Why these five and not seven
The temptation in fund design is to add rules until every LP objection is pre-answered. The discipline of exactly five is itself part of the brand: the rules a partner can recite from memory are the rules that actually get enforced. Seven rules become a checklist. Five become a constitution.
How the Iron Rules interact with DNSA signals
The DNSA Engine signals — RSI, VIX, put/call ratios, credit spreads, IV rank, Bollinger position — are non-proprietary discipline tools, not sophisticated indicators. The edge is that the Iron Rules are honored when the signals say go and when they say stop. Every fund has signals. Few have constitutional rules that override them when concentration / leverage / reserve thresholds are hit.

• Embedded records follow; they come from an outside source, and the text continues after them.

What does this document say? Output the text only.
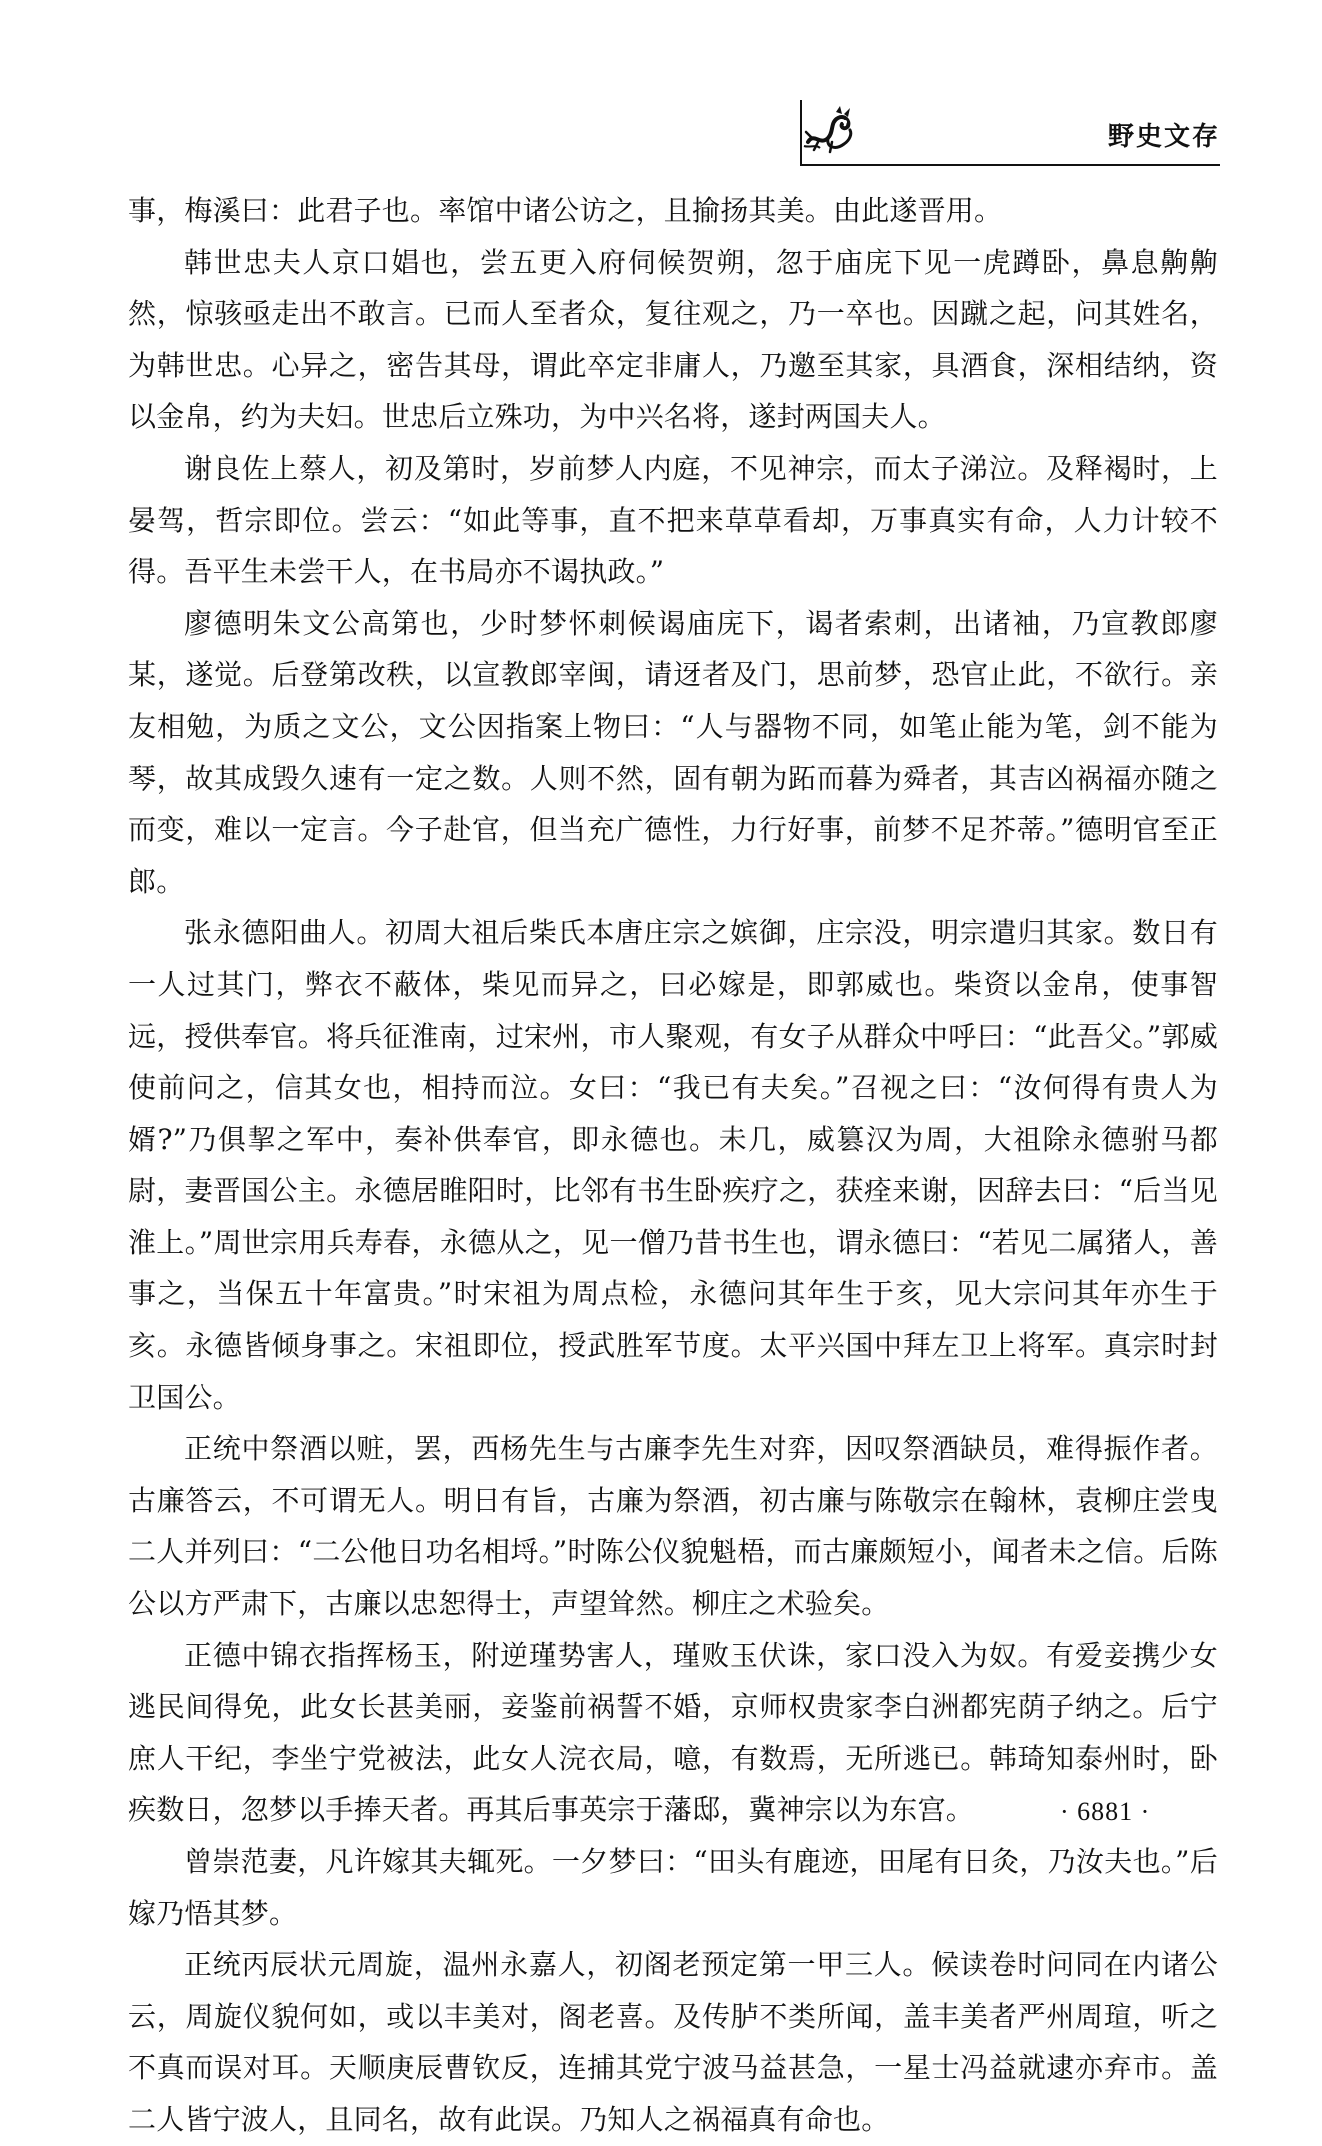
野史文存

事，梅溪曰：此君子也。率馆中诸公访之，且揄扬其美。由此遂晋用。

韩世忠夫人京口娼也，尝五更入府伺候贺朔，忽于庙庑下见一虎蹲卧，鼻息齁齁然，惊骇亟走出不敢言。已而人至者众，复往观之，乃一卒也。因蹴之起，问其姓名，为韩世忠。心异之，密告其母，谓此卒定非庸人，乃邀至其家，具酒食，深相结纳，资以金帛，约为夫妇。世忠后立殊功，为中兴名将，遂封两国夫人。

谢良佐上蔡人，初及第时，岁前梦人内庭，不见神宗，而太子涕泣。及释褐时，上晏驾，哲宗即位。尝云：“如此等事，直不把来草草看却，万事真实有命，人力计较不得。吾平生未尝干人，在书局亦不谒执政。”

廖德明朱文公高第也，少时梦怀刺候谒庙庑下，谒者索刺，出诸袖，乃宣教郎廖某，遂觉。后登第改秩，以宣教郎宰闽，请迓者及门，思前梦，恐官止此，不欲行。亲友相勉，为质之文公，文公因指案上物曰：“人与器物不同，如笔止能为笔，剑不能为琴，故其成毁久速有一定之数。人则不然，固有朝为跖而暮为舜者，其吉凶祸福亦随之而变，难以一定言。今子赴官，但当充广德性，力行好事，前梦不足芥蒂。”德明官至正郎。

张永德阳曲人。初周大祖后柴氏本唐庄宗之嫔御，庄宗没，明宗遣归其家。数日有一人过其门，弊衣不蔽体，柴见而异之，曰必嫁是，即郭威也。柴资以金帛，使事智远，授供奉官。将兵征淮南，过宋州，市人聚观，有女子从群众中呼曰：“此吾父。”郭威使前问之，信其女也，相持而泣。女曰：“我已有夫矣。”召视之曰：“汝何得有贵人为婿?”乃俱挈之军中，奏补供奉官，即永德也。未几，威篡汉为周，大祖除永德驸马都尉，妻晋国公主。永德居睢阳时，比邻有书生卧疾疗之，获痊来谢，因辞去曰：“后当见淮上。”周世宗用兵寿春，永德从之，见一僧乃昔书生也，谓永德曰：“若见二属猪人，善事之，当保五十年富贵。”时宋祖为周点检，永德问其年生于亥，见大宗问其年亦生于亥。永德皆倾身事之。宋祖即位，授武胜军节度。太平兴国中拜左卫上将军。真宗时封卫国公。

正统中祭酒以赃，罢，西杨先生与古廉李先生对弈，因叹祭酒缺员，难得振作者。古廉答云，不可谓无人。明日有旨，古廉为祭酒，初古廉与陈敬宗在翰林，袁柳庄尝曳二人并列曰：“二公他日功名相埒。”时陈公仪貌魁梧，而古廉颇短小，闻者未之信。后陈公以方严肃下，古廉以忠恕得士，声望耸然。柳庄之术验矣。

正德中锦衣指挥杨玉，附逆瑾势害人，瑾败玉伏诛，家口没入为奴。有爱妾携少女逃民间得免，此女长甚美丽，妾鉴前祸誓不婚，京师权贵家李白洲都宪荫子纳之。后宁庶人干纪，李坐宁党被法，此女人浣衣局，噫，有数焉，无所逃已。韩琦知泰州时，卧疾数日，忽梦以手捧天者。再其后事英宗于藩邸，冀神宗以为东宫。

曾崇范妻，凡许嫁其夫辄死。一夕梦曰：“田头有鹿迹，田尾有日灸，乃汝夫也。”后嫁乃悟其梦。

正统丙辰状元周旋，温州永嘉人，初阁老预定第一甲三人。候读卷时问同在内诸公云，周旋仪貌何如，或以丰美对，阁老喜。及传胪不类所闻，盖丰美者严州周瑄，听之不真而误对耳。天顺庚辰曹钦反，连捕其党宁波马益甚急，一星士冯益就逮亦弃市。盖二人皆宁波人，且同名，故有此误。乃知人之祸福真有命也。

· 6881 ·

What violates the Iron Rules
- A trade that would push leverage above 1.50× — refused, even if it locks in a 30% expected gain.
- A position that would exceed 15% — premium / proceeds route to next-best-Ace.
- A redemption that would breach 22% reserve — gated.
- An incentive computation against a non-permanent HWM — does not exist.
- A GP redemption ahead of LPs — does not exist.
A note on framing
This page describes a framework. It is not, and is not intended to be, a solicitation, an offer, or LP-facing material.
Sources
- Internal Hussh source note - iron rules concept page synthesis and public wiki publication context.